When faced with an organizational change, such as safety culture development, people will adopt a response to that change based on how they feel about it and how much energy they are willing to invest in those feelings. The Energy Investment Model helps us assess each individual’s attitude toward that change so that we can mobilize them to invest their discretionary effort in bringing about that change.
Leveraging Your “Well Poisoners” in Safety Culture Development
The folks in the southeast neighborhood of the diagram are what we call “Well Poisoners.” These have negative attitudes toward a planned change, and lots of energy around that attitude. They are unpleasant people to be around, but during times of change and safety culture development they usually have lots of people around them and supporting them. Left to their own devices, these people are handing the organizational switchboard and the rumor mill, and they are not pumping out anything positive.
For them it’s all about doom and gloom, why this will never work, how it was tried 15 years ago, why it failed then, and why it’ll fail now. The Well-Poisoners are corporate historians and are very comfortable in taking newcomers on a guided tour through the Graveyard of Failed Initiatives of Safety Culture Development.
Well-Poisoners are usually frustrated folks. They may have started out as “players,” but may have had a “Spectator” or a “Well-Prisoner” as a boss.
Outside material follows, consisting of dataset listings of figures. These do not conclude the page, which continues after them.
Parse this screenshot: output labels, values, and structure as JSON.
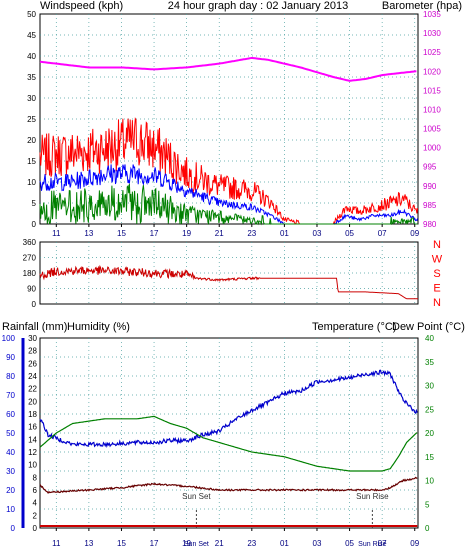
{
  "chart_data": [
    {
      "type": "line",
      "title": "24 hour graph day : 02 January 2013",
      "left_label": "Windspeed (kph)",
      "right_label": "Barometer (hpa)",
      "x_ticks": [
        "11",
        "13",
        "15",
        "17",
        "19",
        "21",
        "23",
        "01",
        "03",
        "05",
        "07",
        "09"
      ],
      "y_ticks": [
        "0",
        "5",
        "10",
        "15",
        "20",
        "25",
        "30",
        "35",
        "40",
        "45",
        "50"
      ],
      "y2_ticks": [
        "980",
        "985",
        "990",
        "995",
        "1000",
        "1005",
        "1010",
        "1015",
        "1020",
        "1025",
        "1030",
        "1035"
      ],
      "ylim": [
        0,
        50
      ],
      "y2lim": [
        980,
        1035
      ],
      "grid": true,
      "colors": {
        "gust": "#ff0000",
        "avg": "#0000ff",
        "lull": "#008000",
        "barometer": "#ff00ff",
        "title": "#0000cc",
        "left_label": "#ff0000",
        "right_label": "#cc00cc"
      },
      "series": [
        {
          "key": "gust",
          "hours": [
            10,
            12,
            14,
            16,
            17.5,
            19,
            21,
            23,
            24.2,
            25,
            26,
            27,
            28,
            28.8,
            29.5,
            30.5,
            31.5,
            32.3,
            33.1
          ],
          "values": [
            16,
            17,
            18,
            20,
            17,
            12,
            9,
            8,
            5,
            1,
            0,
            0,
            0,
            4,
            3,
            4,
            5,
            6,
            3
          ]
        },
        {
          "key": "avg",
          "hours": [
            10,
            12,
            14,
            16,
            17.5,
            19,
            21,
            23,
            24.2,
            25,
            26,
            27,
            28,
            28.8,
            29.5,
            30.5,
            31.5,
            32.3,
            33.1
          ],
          "values": [
            10,
            10,
            12,
            12,
            11,
            8,
            5,
            4,
            2,
            0,
            0,
            0,
            0,
            2,
            1,
            2,
            2,
            3,
            1
          ]
        },
        {
          "key": "lull",
          "hours": [
            10,
            12,
            14,
            16,
            17.5,
            19,
            21,
            23,
            24.2,
            25,
            26,
            27,
            28,
            28.8,
            29.5,
            30.5,
            31.5,
            32.3,
            33.1
          ],
          "values": [
            5,
            5,
            6,
            6,
            5,
            3,
            2,
            1,
            0,
            0,
            0,
            0,
            0,
            0,
            0,
            0,
            0,
            1,
            0
          ]
        },
        {
          "key": "barometer",
          "axis": "right",
          "hours": [
            10,
            11,
            13,
            15,
            17,
            19,
            21,
            23,
            24,
            26,
            28,
            29,
            30,
            31,
            32,
            33.1
          ],
          "values": [
            1022.5,
            1022,
            1021,
            1021,
            1020.5,
            1021,
            1022,
            1023.5,
            1023,
            1021,
            1018.5,
            1017.5,
            1018,
            1019,
            1019.5,
            1020
          ]
        }
      ]
    },
    {
      "type": "line",
      "right_label": "NWSEN",
      "x_ticks": [
        "11",
        "13",
        "15",
        "17",
        "19",
        "21",
        "23",
        "01",
        "03",
        "05",
        "07",
        "09"
      ],
      "y_ticks": [
        "0",
        "90",
        "180",
        "270",
        "360"
      ],
      "ylim": [
        0,
        360
      ],
      "grid": true,
      "colors": {
        "direction": "#cc0000",
        "right_label": "#ff0000"
      },
      "series": [
        {
          "key": "direction",
          "hours": [
            10,
            11,
            13,
            15,
            17,
            19,
            19.5,
            21,
            23,
            25,
            27,
            28.2,
            28.3,
            30,
            32,
            32.5,
            33.1
          ],
          "values": [
            165,
            190,
            195,
            190,
            180,
            170,
            150,
            140,
            150,
            150,
            150,
            150,
            70,
            70,
            60,
            30,
            30
          ]
        }
      ]
    },
    {
      "type": "line",
      "labels_left": [
        "Rainfall (mm)",
        "Humidity (%)"
      ],
      "labels_right": [
        "Temperature (°C)",
        "Dew Point (°C)"
      ],
      "x_ticks": [
        "11",
        "13",
        "15",
        "17",
        "19",
        "21",
        "23",
        "01",
        "03",
        "05",
        "07",
        "09"
      ],
      "x_markers": [
        "Sun Set",
        "Sun Rise"
      ],
      "marker_tick_text": [
        "Sun Set",
        "Sun Rise"
      ],
      "humidity_ticks": [
        "0",
        "10",
        "20",
        "30",
        "40",
        "50",
        "60",
        "70",
        "80",
        "90",
        "100"
      ],
      "rain_ticks": [
        "0",
        "2",
        "4",
        "6",
        "8",
        "10",
        "12",
        "14",
        "16",
        "18",
        "20",
        "22",
        "24",
        "26",
        "28",
        "30"
      ],
      "temp_ticks": [
        "0",
        "5",
        "10",
        "15",
        "20",
        "25",
        "30",
        "35",
        "40"
      ],
      "humidity_lim": [
        0,
        100
      ],
      "temp_lim": [
        0,
        40
      ],
      "grid": true,
      "colors": {
        "humidity": "#0000cc",
        "temperature": "#008000",
        "dewpoint": "#660000",
        "rainfall": "#cc0000",
        "left_axis": "#0000cc",
        "temp_axis": "#008000",
        "markers": "#333333"
      },
      "series": [
        {
          "key": "humidity",
          "axis": "humidity",
          "hours": [
            10,
            10.5,
            12,
            14,
            16,
            17,
            18,
            19,
            20,
            21,
            22,
            23,
            24,
            25,
            26,
            27,
            28,
            29,
            30,
            31,
            31.5,
            32.3,
            33.1
          ],
          "values": [
            58,
            49,
            44,
            44,
            45,
            45,
            46,
            46,
            49,
            51,
            57,
            62,
            66,
            71,
            72,
            77,
            78,
            79,
            81,
            82,
            81,
            67,
            61
          ]
        },
        {
          "key": "temperature",
          "axis": "temp",
          "hours": [
            10,
            11,
            12,
            14,
            16,
            17,
            18,
            19,
            20,
            21,
            23,
            25,
            27,
            29,
            30,
            31,
            31.5,
            32,
            32.5,
            33.1
          ],
          "values": [
            17,
            20,
            22,
            23,
            23,
            23.5,
            22,
            21,
            19,
            18,
            16,
            15,
            13,
            12,
            12,
            12,
            12.5,
            15,
            18,
            20
          ]
        },
        {
          "key": "dewpoint",
          "axis": "temp",
          "hours": [
            10,
            10.5,
            13,
            15,
            17,
            18,
            19,
            21,
            23,
            25,
            27,
            29,
            31,
            31.5,
            32.3,
            33.1
          ],
          "values": [
            9,
            7.5,
            8,
            8.5,
            9.3,
            9,
            8.8,
            8,
            8,
            8,
            8,
            8,
            8,
            8.5,
            10,
            10.5
          ]
        },
        {
          "key": "rainfall",
          "axis": "rain",
          "hours": [
            10,
            33.1
          ],
          "values": [
            0,
            0
          ]
        }
      ]
    }
  ]
}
Each time they came up with an idea for how something could be made better, or a different approach for safety culture development, they were either ignored or told stick to what they were hired to do and not try to change things. So, they became bitter and started influencing people in the only way they knew how–by being negative toward anything offered as a change.
During times of change and safety culture development, it’s tempting for leaders to want to silence the Well-Poisoners, perhaps even removing them.
But this is a mistake. They already have a lot of energy, and if that energy can be redirected in a positive way, they could become super “Players,” promoting the change and working to get others on board. Besides, they probably really do know what went wrong with previous change attempts, and that knowledge can be valuable for planning.
For Well-Poisoners to feel as if they can make a difference, they must be supported–and their negative attitudes must be challenged! Bring them in to planning meetings; give them a role in kick-offs, presentations and trainings. But be very clear on the type of behavior you want to see. When asking for their ideas, do not ask what can go wrong (unless you can spare hours on negative rehash). Instead as “how can we avoid some of the mistakes we made in previous safety culture development initiatives?” Keep the focus on solutions rather than analyses of past problems.
Remember; these folks are informal leaders in the organization, especially in the view of Spectators (who watch them to see which way to jump from the fence). So use their influence and help them to become “Players.”